Que venait-il faire ? Réformer aussi le drame lyrique, où la musique, purgée de toutes les sensualités vocales, de tous les concetti dont l’avaient surchargée les virtuoses de l’Italie, ne fut plus que l’expression sévère de la passion. Le despotisme des sopranistes et des prime donne avait empiété d’une manière intolérable sur le domaine de la création. Le compositeur et le poète n’étaient souvent que des espèces d’ouvriers chargés de tracer un canevas dans lequel pussent se déployer la fantaisie et les caprices de l’interprète. C’était la subversion de toute vérité et de toute illusion dramatique.
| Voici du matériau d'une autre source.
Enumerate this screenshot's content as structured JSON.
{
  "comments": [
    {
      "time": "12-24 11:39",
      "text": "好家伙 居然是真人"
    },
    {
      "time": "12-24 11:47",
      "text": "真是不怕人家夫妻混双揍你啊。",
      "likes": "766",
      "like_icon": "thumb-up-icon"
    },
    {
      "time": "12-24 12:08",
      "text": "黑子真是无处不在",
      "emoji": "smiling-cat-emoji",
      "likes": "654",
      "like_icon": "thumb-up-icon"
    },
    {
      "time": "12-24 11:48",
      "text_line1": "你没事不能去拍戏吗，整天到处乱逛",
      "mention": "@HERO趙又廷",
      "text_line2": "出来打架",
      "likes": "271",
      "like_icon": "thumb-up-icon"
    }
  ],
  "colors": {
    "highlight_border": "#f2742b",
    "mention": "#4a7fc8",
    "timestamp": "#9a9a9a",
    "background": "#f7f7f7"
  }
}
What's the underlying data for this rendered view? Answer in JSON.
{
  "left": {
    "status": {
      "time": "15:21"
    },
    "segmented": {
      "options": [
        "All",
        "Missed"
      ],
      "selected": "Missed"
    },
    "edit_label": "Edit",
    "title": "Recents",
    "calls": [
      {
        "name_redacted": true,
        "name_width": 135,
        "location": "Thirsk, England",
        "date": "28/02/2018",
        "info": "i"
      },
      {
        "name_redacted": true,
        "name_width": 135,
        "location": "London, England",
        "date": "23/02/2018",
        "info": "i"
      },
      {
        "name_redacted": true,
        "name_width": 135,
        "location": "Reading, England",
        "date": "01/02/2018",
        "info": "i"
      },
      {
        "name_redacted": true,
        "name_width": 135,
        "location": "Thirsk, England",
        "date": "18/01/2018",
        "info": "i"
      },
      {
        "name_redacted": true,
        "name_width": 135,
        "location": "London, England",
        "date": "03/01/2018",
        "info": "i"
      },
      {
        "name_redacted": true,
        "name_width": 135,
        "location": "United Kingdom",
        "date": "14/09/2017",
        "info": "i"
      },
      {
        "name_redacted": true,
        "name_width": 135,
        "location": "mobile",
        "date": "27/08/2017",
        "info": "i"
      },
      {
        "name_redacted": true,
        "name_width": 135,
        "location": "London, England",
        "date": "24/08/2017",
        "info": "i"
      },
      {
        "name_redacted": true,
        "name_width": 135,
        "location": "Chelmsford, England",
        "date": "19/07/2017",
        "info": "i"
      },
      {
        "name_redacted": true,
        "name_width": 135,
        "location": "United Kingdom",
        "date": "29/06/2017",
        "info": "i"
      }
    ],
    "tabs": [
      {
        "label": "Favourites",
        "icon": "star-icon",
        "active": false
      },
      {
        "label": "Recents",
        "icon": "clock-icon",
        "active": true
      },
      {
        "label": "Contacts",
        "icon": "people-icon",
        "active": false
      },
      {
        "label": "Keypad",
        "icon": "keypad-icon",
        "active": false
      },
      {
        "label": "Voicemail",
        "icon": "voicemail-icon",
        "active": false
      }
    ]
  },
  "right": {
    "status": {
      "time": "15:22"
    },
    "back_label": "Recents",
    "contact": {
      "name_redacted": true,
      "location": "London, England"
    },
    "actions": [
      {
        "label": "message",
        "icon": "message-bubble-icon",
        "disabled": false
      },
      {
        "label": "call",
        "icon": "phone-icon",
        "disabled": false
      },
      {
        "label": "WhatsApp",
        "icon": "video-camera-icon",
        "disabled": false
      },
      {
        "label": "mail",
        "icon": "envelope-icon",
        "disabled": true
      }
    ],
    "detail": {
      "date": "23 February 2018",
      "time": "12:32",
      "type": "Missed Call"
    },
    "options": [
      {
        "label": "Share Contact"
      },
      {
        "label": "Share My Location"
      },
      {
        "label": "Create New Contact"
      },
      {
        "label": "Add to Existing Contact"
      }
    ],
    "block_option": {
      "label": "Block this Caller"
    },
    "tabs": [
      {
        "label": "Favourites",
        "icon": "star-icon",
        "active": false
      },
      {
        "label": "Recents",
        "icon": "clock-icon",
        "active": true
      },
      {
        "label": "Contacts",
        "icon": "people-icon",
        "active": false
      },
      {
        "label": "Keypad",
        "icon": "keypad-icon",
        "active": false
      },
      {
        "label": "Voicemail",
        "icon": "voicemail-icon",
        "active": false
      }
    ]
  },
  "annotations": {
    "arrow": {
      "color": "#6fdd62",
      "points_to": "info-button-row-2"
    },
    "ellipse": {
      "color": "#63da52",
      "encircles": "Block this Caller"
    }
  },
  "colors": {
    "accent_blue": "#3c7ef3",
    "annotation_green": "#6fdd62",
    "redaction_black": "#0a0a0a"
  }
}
Gluck voulut que tous les éléments d’un opéra fussent subordonnés à l’intérêt des situations, et que le chant des Muses fît cesser celui des Sirènes, selon sa belle expression ; mais, poussé par la contradiction, il exagéra son principe, et, à part les heureuses inconséquences que commit son imagination aussi tendre que gracieuse, et les progrès que la musique avait faits depuis un siècle, on peut affirmer que l’œuvre de Gluck est le développement du système de Lully et de Rameau. C’est encore de la déclamation plus voisine de la parole que de la musique, dont l’expression énergique frappe l’esprit plus qu’elle ne charme l’oreille et touche le cœur.

Christoph Willibald Gluck. Peinture de Joseph Siffrein Duplessis (1775)
Christoph Willibald Gluck. Peinture de Joseph Siffrein Duplessis (1775)

Aussi l’art de chanter, en se modifiant un peu, ne fit que changer de défauts, car, dit un critique du temps, « en rapportant en France un nouveau genre de musique, M. Gluck a dû changer la manière de chanter. Au lieu de l’exécution fade et languissante qu’on avait avant lui, il en a demandé une ferme et rapide : on y a répondu par des saccades et des sons heurtés ; on a poussé des cris où il ne voulait que de la force, on a dénaturé le chant pour le rendre expressif. Nos chanteurs étaient en deçà du vrai point, l’impulsion que M. Gluck leur a donnée les a portés au delà. C’est lorsqu’ils auront saisi le juste milieu que les Français pourront se vanter d’avoir une méthode. »

Ce système dura à peu près jusqu’à l’arrivée de Rossini (1792-1868) en France. Cet admirable génie, en faisant subir une nouvelle transformation à notre musique dramatique, força les chanteurs à faire des études de vocalisation, auxquelles on ne les avait pas soumises jusqu’alors. Cette méthode, consistant à unir la flexibilité vocale des Italiens à la prosodie française, la vérité de la déclamation à l’expansion du sentiment dans une forme mélodique, fut le résultat de l’influence exercée par le Théâtre-Italien depuis l’époque où il s’ouvrit à Paris, en 1789, jusqu’à la fin de la Restauration. Une méthode qu’on enseignait à l’école du musicologue et professeur de musique d’Alexandre-Étienne Choron (1771-1834), où fut élevé le ténor Gilbert Duprez (1806-1896).